I cocked an eyebrow and crossed my arms over my chest. He knew I wasn’t about to listen to him. “You woke me up. What happened?” It wasn’t the smoothest way to pose the question, and I knew that it would only serve to further frustrate my flatmate. It wasn’t that I enjoyed frustrating him, although occasionally it did prove for an interesting morning so long as it didn’t get to the point where he stormed off. When that happened, it meant that I would be facing many sleepless nights listening to him scratch at the violin-making no attempts to be melodic-or waking at four AM to gunshots.
He kept his back to me, hands still under the water, and refused to respond. I glanced at the pan on the floor, then back to Sherlock, connecting the dots. I kept an eye on him as I walked over, not putting it past him to move away or hide his hands; he didn’t. He let me take a wrist and pull it out from under the stream of water, allowed me to inspect it. He’d burned himself, both hands. I touched the red flesh gently, fingertips barely ghosting over it. Sherlock hissed and jerked away, sticking the hand back under the faucet.
“You tried to take the pan out of the oven without mitts!” I found the notion almost absurd. Sherlock was brilliant, the smartest man I had ever had the pleasure, though at times I am unsure if it should really be called a pleasure, of meeting. Yet, he had tried to take the pan out of the oven without mitts. I barely managed to restrain a smile.
He practically growled, shooting me the coldest look he could. He’d noticed, I’d hardly expected him not to, that I had to fight to maintain my composure. It only worsened his mood. “Oh, you are getting better at deducing, aren’t you?” His tone was caustic, dripping with acid.
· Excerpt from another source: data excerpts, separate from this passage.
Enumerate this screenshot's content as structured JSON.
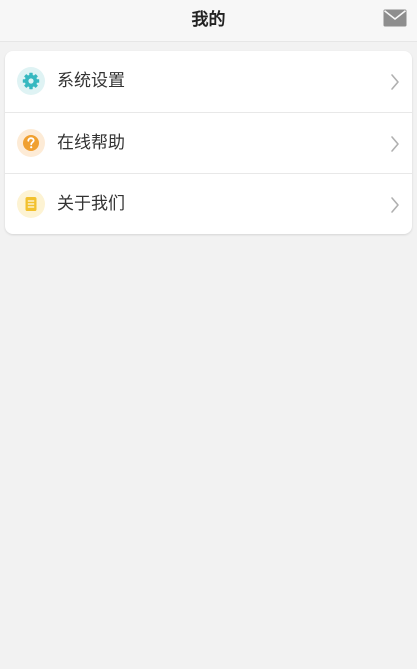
{
  "header": {
    "title": "我的",
    "mail_icon": "mail-icon"
  },
  "menu": {
    "items": [
      {
        "label": "系统设置",
        "icon": "gear-icon",
        "icon_bg": "#dff3f4",
        "icon_color": "#36b8c0"
      },
      {
        "label": "在线帮助",
        "icon": "question-icon",
        "icon_bg": "#fdebd6",
        "icon_color": "#f0a030"
      },
      {
        "label": "关于我们",
        "icon": "document-icon",
        "icon_bg": "#fdf3d3",
        "icon_color": "#f2c12e"
      }
    ]
  },
  "colors": {
    "background": "#f2f2f2",
    "card": "#ffffff"
  }
}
I ignored the bite and smiled. “You don’t normally cook. Although I can see why,now,” wrong thing to say; his eyes narrowed to slits. I took a step back and cleared my throat. “Important case?”
He shook his head, once.
“Ah,” I was at a loss. I couldn’t think of any other reason that would see Sherlock in the kitchen, attempting to cook-what appeared to be, although it was rather hard to tell when the evidence was crumbling on the ground-muffins. “Then what?” I’d missed something. I could tell from the way his eyebrow lifted and his lips twitched into a smirk just ever-so-slightly. He was enjoying this.
“John,” he said my name carefully as he stepped back from the faucet and shut it off gingerly. “What day is it?”
Sherlock found that immensely amusing. I’d clearly overlooked something again. “Oh, John, that’s precious.” I blinked. What? “The muffins were for you.”For me? Sherlock rarely did anything altruistically. The only other time he’d ‘made’ something for me, it had been drugged and I’d spent the night in a blur of colours.
My confusion was evident. Sherlock sighed and rolled his eyes. “You’re a doctor; go get something to bandage my hands with. We can discuss your amazing ability to forget your own birthday when you get back.”